THE QUEST: 3rd Chapter part 1
2nd day: 10 November 2010
Rencananya mau bangun dan pergi dari jam 9. Tapi apa daya, bener kata Widhi, i should‘ve take more rest karena perjalanan panjang semalam. Bener aja, baru bangun jam 10-an iianm. Widhi dari pagi sudah pergi ke kampusnya. Yang ada di rumah pagi itu cuma saya dan Liyu, Widhi’s roommate. Dia baru tiba di rumah mungkin sekitar jam 3 pagi. Setelah beres-beres lipat ondol-nya, kami bergantian mandi dan setelah itu saya menyiapkan tas dan barang-barang yang diperlukan untuk trip hari ini, sementara Liyu masak tteokbokki dan lauk lainnya dan dengan baiknya membuatkan saya teh hangat. Kami sempet ngobrol banyak. Liyu kira saya temannya Widhi dari Bandung. Begitu dijelasin, dia baru ngeh. „Pantes logatnya kedengeran logat Jakarta“, katanya.

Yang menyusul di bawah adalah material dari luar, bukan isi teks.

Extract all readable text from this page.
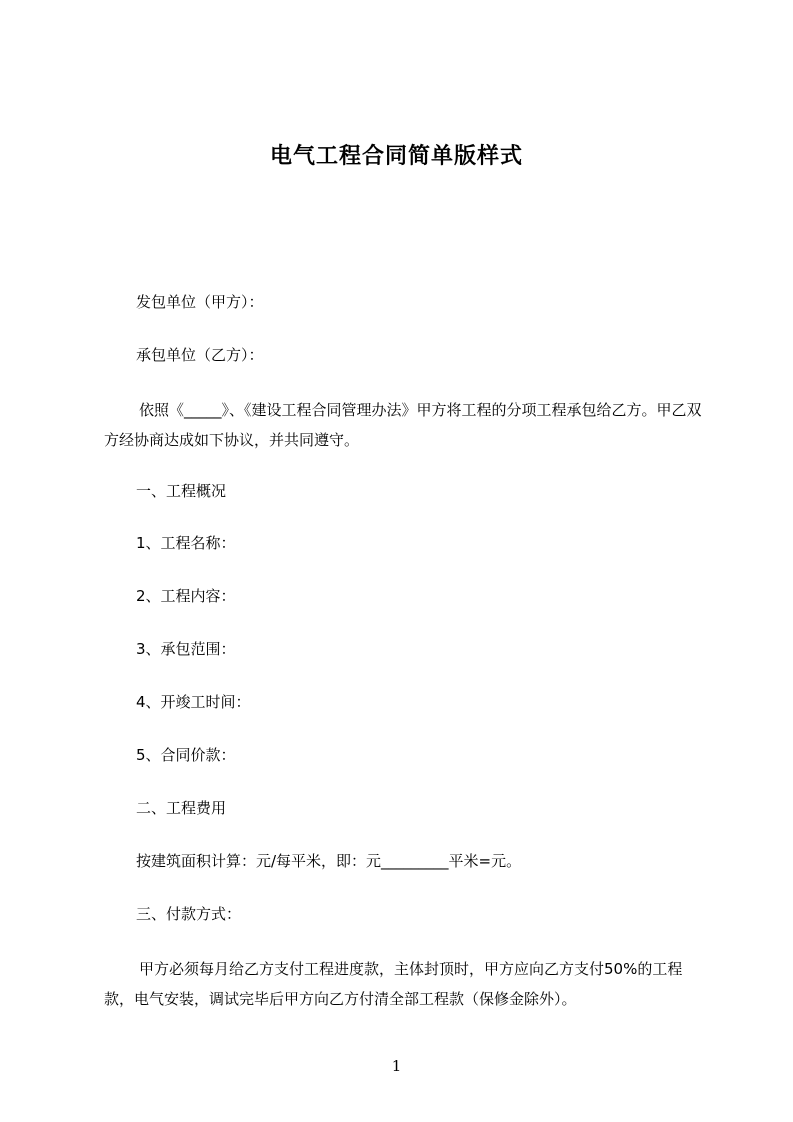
电气工程合同简单版样式
发包单位（甲方）：
承包单位（乙方）：
依照《_____》、《建设工程合同管理办法》甲方将工程的分项工程承包给乙方。甲乙双方经协商达成如下协议，并共同遵守。
一、工程概况
1、工程名称：
2、工程内容：
3、承包范围：
4、开竣工时间：
5、合同价款：
二、工程费用
按建筑面积计算：元/每平米，即：元_________平米=元。
三、付款方式：
甲方必须每月给乙方支付工程进度款，主体封顶时，甲方应向乙方支付50%的工程款，电气安装，调试完毕后甲方向乙方付清全部工程款（保修金除外）。
1
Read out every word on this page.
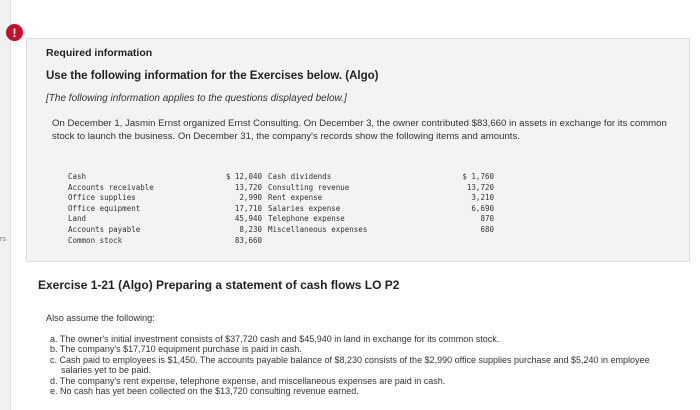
rs
!
Required information
Use the following information for the Exercises below. (Algo)
[The following information applies to the questions displayed below.]
On December 1, Jasmin Ernst organized Ernst Consulting. On December 3, the owner contributed $83,660 in assets in exchange for its common stock to launch the business. On December 31, the company's records show the following items and amounts.
Cash
Accounts receivable
Office supplies
Office equipment
Land
Accounts payable
Common stock
$ 12,040
13,720
2,990
17,710
45,940
8,230
83,660
Cash dividends
Consulting revenue
Rent expense
Salaries expense
Telephone expense
Miscellaneous expenses
$ 1,760
13,720
3,210
6,690
870
680
Exercise 1-21 (Algo) Preparing a statement of cash flows LO P2
Also assume the following:
a. The owner's initial investment consists of $37,720 cash and $45,940 in land in exchange for its common stock.
b. The company's $17,710 equipment purchase is paid in cash.
c. Cash paid to employees is $1,450. The accounts payable balance of $8,230 consists of the $2,990 office supplies purchase and $5,240 in employee salaries yet to be paid.
d. The company's rent expense, telephone expense, and miscellaneous expenses are paid in cash.
e. No cash has yet been collected on the $13,720 consulting revenue earned.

Dan ternyata dari percakapan kami, Liyu kenal dengan beberapa teman SMU saya karena dulu mereka sama-sama di FEUI. Yah, dunia memang sempit. Saya sering alami hal-hal seperti ini di sepanjang hidup saya, ketemu jauh-jauh di negara orang, ternyata kenal atau ada hubungan dengan si A,B yang saya kenal di Indonesia atau sebaliknya. Setelah brunch, saya dan Liyu berangkat dari rumah sama-sama, berhubung sekalian keluar. Sebetulnya sudah digambarkan peta untuk ke stasiun Metro-nya sama Widhi semalam. Cuma, karena sekalian jalan sama Liyu, saya diantar sekalian sebentar karena jalannya searah.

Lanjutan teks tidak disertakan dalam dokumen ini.